But for these things they are often really quite uncontroversial. Are you calculating the weather by hand to confirm NOAAs numbers? Definitely not. In the end you have to put trust in things you don't understand, because you can't learn the exact underpinnings of each and everything you face in life within the span of one human lifetime.
I agree with this 100%. The insight into Calculus that we get in high school is pretty fleeting, but you do at least get to see the ingredients that go into things like weather reports. Otherwise it just becomes a magic black box. Maybe it doesn't work for a lot of people, but it just has to stick for enough people that we can continue to tell magic apart from science at the society level.
You probably don't need to know how to compute a derivative, but there are tons of related concepts that are helpful for reasoning about systems in the world. You can always Google the chain rule, but having a general sense of the trend is often all you need.

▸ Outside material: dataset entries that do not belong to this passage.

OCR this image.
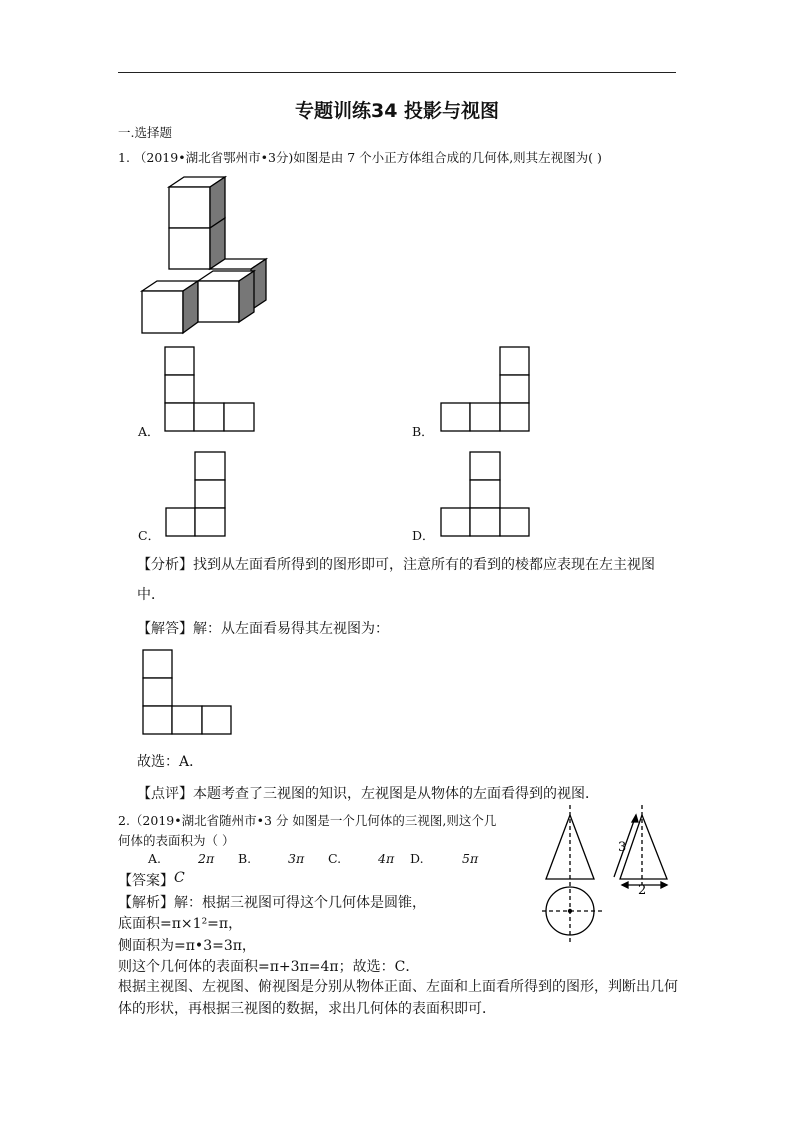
专题训练34 投影与视图
一.选择题
1. （2019•湖北省鄂州市•3分)如图是由 7 个小正方体组合成的几何体,则其左视图为( )
A．	B．
C．	D．
【分析】找到从左面看所得到的图形即可，注意所有的看到的棱都应表现在左主视图
中．
【解答】解：从左面看易得其左视图为：
故选：A．
【点评】本题考查了三视图的知识，左视图是从物体的左面看得到的视图．
2.（2019•湖北省随州市•3 分 如图是一个几何体的三视图,则这个几
何体的表面积为（ ）
A.	2π B.	3π C.	4π D.	5π
【答案】 C
【解析】解：根据三视图可得这个几何体是圆锥，
底面积=π×1²=π，
侧面积为=π•3=3π，
则这个几何体的表面积=π+3π=4π；故选：C．
根据主视图、左视图、俯视图是分别从物体正面、左面和上面看所得到的图形，判断出几何
体的形状，再根据三视图的数据，求出几何体的表面积即可．
3
2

For example, you don't have to remember how to derive it, but knowing that y'' = y is a positive feedback loop (exponential growth) but y'' = -y is a negative feedback loop (oscillating) is really useful in all sorts of common sense scenarios.

Learning is about concepts more than facts or algorithms.

>knowing that y'' = y is a positive feedback loop (exponential growth) but y'' = -y is a negative feedback loop (oscillating) is really useful in all sorts of common sense scenarios.

I'm not sure what sorts of situations you keep finding yourself in, but I think they're pretty atypical.

positive and negative feedbacks happen in climate systems and economic systems.

if you want to have a chance of understand the economic news it is a good idea to have familiarity with them.

Oversimplifying leads to confidently wrong predictions based on superficial understanding. Basic intuition about differential equations doesn't meaningfully help you with the math of economic models, nor is math alone enough to understand what happens in a complex system made of people.

You may be better off not knowing anything and knowing that you don't.

Edit: Not to say it's good not to know things in general. Just that there's some minimum you need to know for it to practically help you, and sometimes it's a lot.

Zero knowledge doesn't prevent anyone from being confidently incorrect (in fact it seems to encourage it).
That's true. But if zero knowledge doesn't help, and a little more won't either, then why make people suffer to acquire that little bit more?

Which I guess just brings us back to the top of the question. My bad.